Il suffit parfois d’un visage et d’une voix pour qu’un grand moment de théâtre advienne, l’un de ces moments dont on sait qu’il s’inscrira pour toujours dans la mémoire, avec la force d’une question existentielle irrésolue. Ce miracle, que l’on cherche inlassablement et que l’on trouve si rarement au théâtre, advient à la toute fin d’un spectacle, par ailleurs magistral de bout en bout, qui voit le retour du metteur en scène polonais Krzysztof Warlikowski à Paris : Elizabeth Costello. Sept leçons et cinq contes moraux, à voir au Théâtre de la Colline.
Ce visage de vieille femme, qui s’offre dans toute sa nudité bouleversante, frémissant de doute et de détermination, c’est celui de Maja Komorowska. Une grande dame, dans tous les sens du terme, âgée de 87 ans, dont il est peu de dire qu’elle est une légende dans son pays (pays qui, comme dans tout l’est de l’Europe, aime ses acteurs à l’égal de guides spirituels).

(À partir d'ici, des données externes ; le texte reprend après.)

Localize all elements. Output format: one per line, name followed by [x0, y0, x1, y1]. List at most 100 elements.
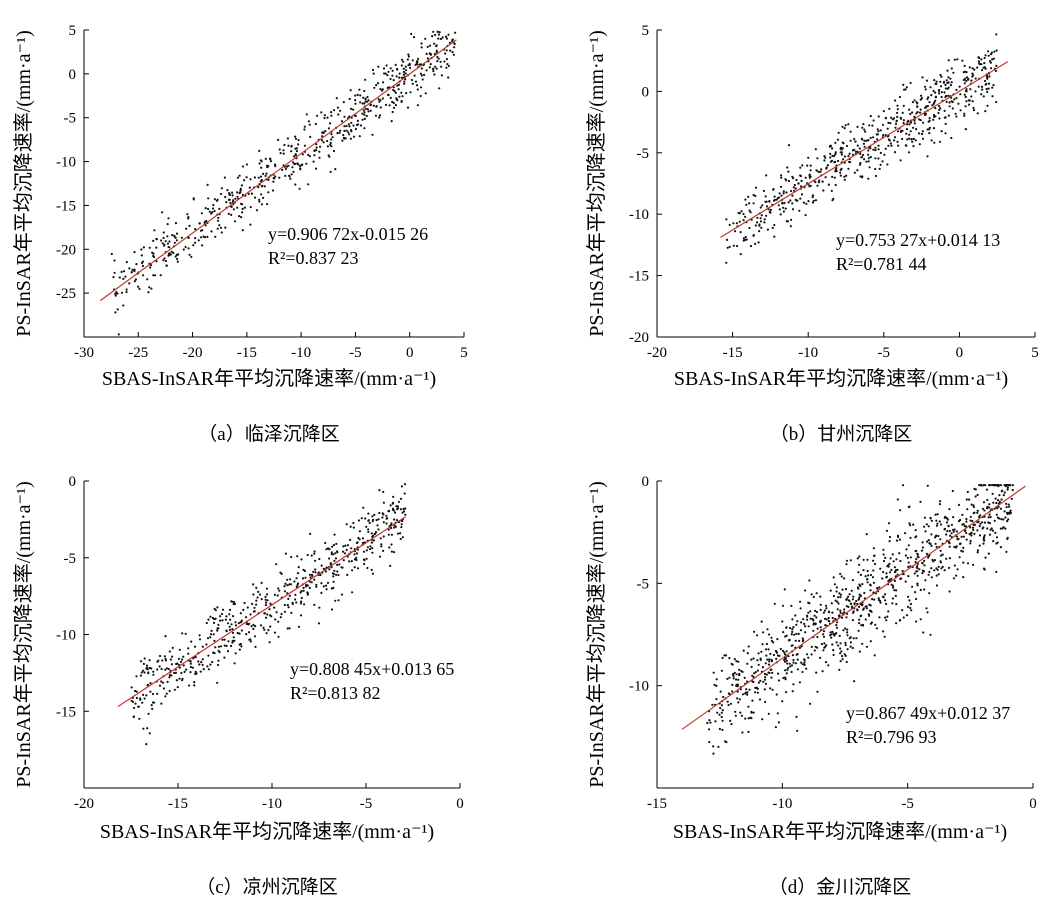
scatter-point	[885, 576, 888, 579]
scatter-point	[719, 707, 722, 710]
scatter-point	[363, 113, 366, 116]
scatter-point	[895, 589, 898, 592]
scatter-point	[782, 631, 785, 634]
scatter-point	[839, 169, 842, 172]
scatter-point	[810, 645, 813, 649]
scatter-point	[329, 141, 332, 145]
scatter-point	[239, 202, 243, 205]
scatter-point	[783, 660, 787, 663]
scatter-point	[183, 670, 186, 674]
scatter-point	[717, 745, 720, 749]
scatter-point	[263, 185, 266, 188]
scatter-point	[863, 591, 866, 595]
scatter-point	[787, 666, 790, 670]
scatter-point	[381, 88, 384, 91]
scatter-point	[785, 650, 788, 653]
scatter-point	[802, 201, 806, 204]
scatter-point	[924, 579, 927, 582]
scatter-point	[902, 119, 906, 122]
scatter-point	[890, 116, 893, 119]
scatter-point	[357, 519, 360, 522]
scatter-point	[829, 160, 833, 163]
scatter-point	[342, 545, 345, 548]
scatter-point	[948, 101, 951, 104]
scatter-point	[1004, 527, 1007, 530]
scatter-point	[435, 67, 438, 70]
scatter-point	[720, 669, 724, 672]
scatter-point	[995, 570, 998, 574]
scatter-point	[775, 657, 778, 661]
scatter-point	[987, 87, 990, 90]
scatter-point	[725, 238, 729, 241]
scatter-point	[845, 563, 848, 566]
scatter-point	[335, 97, 338, 100]
scatter-point	[301, 163, 304, 166]
scatter-point	[878, 586, 881, 589]
scatter-point	[934, 115, 937, 118]
scatter-point	[147, 712, 150, 716]
scatter-point	[340, 120, 344, 123]
scatter-point	[388, 546, 391, 549]
scatter-point	[875, 133, 878, 136]
scatter-point	[432, 70, 435, 73]
scatter-point	[943, 528, 946, 531]
scatter-point	[834, 170, 837, 173]
scatter-point	[833, 617, 837, 621]
scatter-point	[370, 568, 373, 572]
scatter-point	[325, 584, 328, 587]
scatter-point	[410, 78, 413, 82]
scatter-point	[153, 274, 157, 277]
scatter-point	[728, 657, 731, 660]
scatter-point	[848, 160, 851, 163]
regression-equation: y=0.753 27x+0.014 13	[836, 230, 1000, 250]
scatter-point	[384, 103, 388, 106]
scatter-point	[753, 672, 756, 675]
scatter-point	[180, 671, 183, 675]
scatter-point	[224, 618, 227, 621]
scatter-point	[858, 622, 861, 625]
scatter-point	[212, 621, 216, 625]
scatter-point	[891, 602, 894, 605]
scatter-point	[758, 230, 761, 233]
scatter-point	[843, 155, 847, 158]
scatter-point	[116, 308, 119, 311]
scatter-point	[340, 593, 344, 596]
scatter-point	[199, 670, 202, 673]
scatter-point	[223, 656, 226, 659]
scatter-point	[429, 63, 432, 66]
scatter-point	[799, 629, 803, 632]
scatter-point	[297, 138, 300, 142]
scatter-point	[238, 643, 241, 646]
scatter-point	[385, 64, 388, 67]
scatter-point	[210, 230, 213, 233]
scatter-point	[275, 563, 278, 566]
scatter-point	[115, 291, 118, 294]
scatter-point	[176, 662, 179, 665]
scatter-point	[888, 540, 891, 543]
scatter-point	[120, 270, 123, 273]
scatter-point	[792, 177, 795, 180]
scatter-point	[339, 129, 342, 132]
scatter-point	[378, 489, 381, 492]
scatter-point	[210, 212, 213, 215]
scatter-point	[262, 196, 265, 199]
scatter-point	[785, 691, 788, 694]
scatter-point	[928, 592, 931, 595]
scatter-point	[273, 177, 276, 180]
scatter-point	[117, 333, 120, 336]
scatter-point	[914, 139, 917, 142]
scatter-point	[999, 527, 1003, 530]
scatter-point	[404, 513, 407, 516]
scatter-point	[198, 663, 201, 666]
scatter-point	[145, 694, 148, 697]
scatter-point	[358, 88, 361, 91]
scatter-point	[137, 705, 140, 708]
scatter-point	[363, 562, 366, 566]
scatter-point	[972, 504, 975, 507]
y-tick-label: -10	[629, 207, 649, 223]
scatter-point	[373, 513, 376, 517]
scatter-point	[800, 621, 803, 624]
scatter-point	[933, 141, 936, 144]
scatter-point	[332, 586, 335, 590]
scatter-point	[292, 170, 295, 173]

Alignées comme sur une fiche ou un tableau de chasse, les étapes de son parcours donnent le vertige : Jerzy Grotowski, Krystian Lupa, Krzysztof Warlikowski, Andrzej Wajda, Krzysztof Kieslowski, Krzysztof Zanussi… Des rôles qu’elle joue sur scène depuis plus de trente ans, comme celui de Winnie dans Oh les beaux jours, de Samuel Beckett. Des récitals poétiques qui font salle comble, où le public vient comme pour recevoir une leçon de vie.